Illicit brewers have been turning to lethal embalming fluid used in mortuaries have cut the rate of abuse.
“Patrons want to spend as little as possible but drink as much as they can, so they opt for cheap illicit brews, especially spirits,” says Nduta Kamau, who brews home-made alcohol in the sprawling Mathare slums in Nairobi. According to Kamau, those who brew illicit alcohol also spend as little as possible “in time and money but produce as much alcohol as they can”, while chemicals used in the mortuary speed up the production process, “so we are able to produce a lot of alcohol in a very short time.” Kamau adds that illicit brews from dens in the slums are bottled, labelled and sold in pubs across the country.
Government statistics also show that alcohol and drug abuse is highest among young adults aged 15 to 29 years and lowest among adults of 65 years and older. Under-age and rural children have not been spared. According to NACADA, rural children are more likely to have consumed traditional liquor and Chang’aa than urban children.

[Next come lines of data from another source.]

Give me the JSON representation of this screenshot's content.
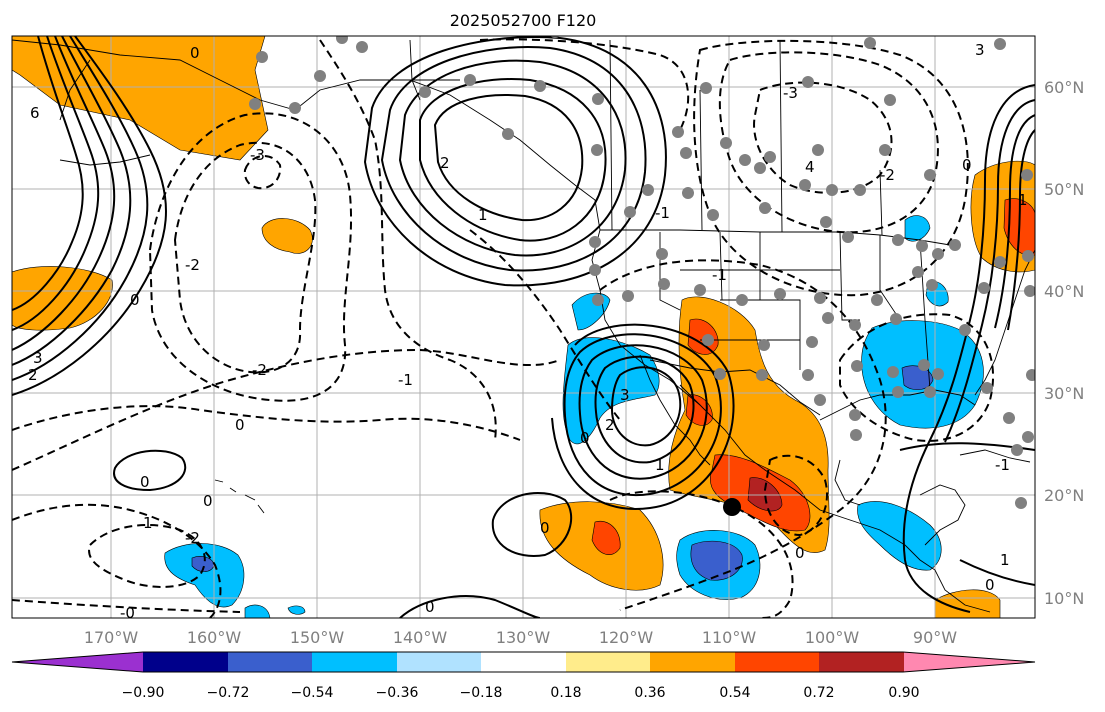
{
  "title": "2025052700 F120",
  "lat_labels": [
    "60°N",
    "50°N",
    "40°N",
    "30°N",
    "20°N",
    "10°N"
  ],
  "lon_labels": [
    "170°W",
    "160°W",
    "150°W",
    "140°W",
    "130°W",
    "120°W",
    "110°W",
    "100°W",
    "90°W"
  ],
  "colorbar": {
    "tick_labels": [
      "−0.90",
      "−0.72",
      "−0.54",
      "−0.36",
      "−0.18",
      "0.18",
      "0.36",
      "0.54",
      "0.72",
      "0.90"
    ],
    "colors": [
      "#9b30d0",
      "#00008b",
      "#3a5fcd",
      "#00bfff",
      "#b0e2ff",
      "#ffffff",
      "#ffec8b",
      "#ffa500",
      "#ff4500",
      "#b22222",
      "#ff88b0"
    ]
  },
  "contour_labels": [
    "6",
    "3",
    "2",
    "0",
    "-2",
    "0",
    "-1",
    "-2",
    "0",
    "0",
    "1",
    "-2",
    "-0",
    "0",
    "2",
    "1",
    "-3",
    "3",
    "2",
    "1",
    "0",
    "-1",
    "4",
    "-3",
    "3",
    "0",
    "-2",
    "-1",
    "0",
    "1",
    "0",
    "-1",
    "1",
    "0",
    "0"
  ],
  "fill_colors": {
    "orange": "#ffa500",
    "red": "#ff4500",
    "darkred": "#b22222",
    "cyan": "#00bfff",
    "blue": "#3a5fcd"
  },
  "station_color": "#808080",
  "marker_color": "#000000"
}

Many of those fighting alcohol abuse in Kenya point an accusing finger at the global alcohol industry which has a big foothold in Kenya and has undermined proper implementation of the Alcoholic Drinks Control Act with aggressive advertising and promotion through musical and artsy events. Increased drinking has meant higher profits for commercial brewers. A report last month by the East African Breweries Limited (EABL) noted an average 11 percent increase in profit from beer sales. According to EABL, the highest growth in sales – at 67 percent – was in spirits, mainly targeting the lower income earners, who are also the target for the many brands from informal sources. A press release from financial advisors KPMG, titled “Incredible Growth of Kenya’s Beer Market“ noted: “Driven by strong population growth, a growing middle class and a dynamic private sector, the beer industry in Kenya has taken off in impressive ways, and is promising of even further developments in the coming decade.” Only inflation and tax increases could diminish this rise, it said. “To expand its customer base, “the company has accordingly invested in marketing and sales capabilities in this area.”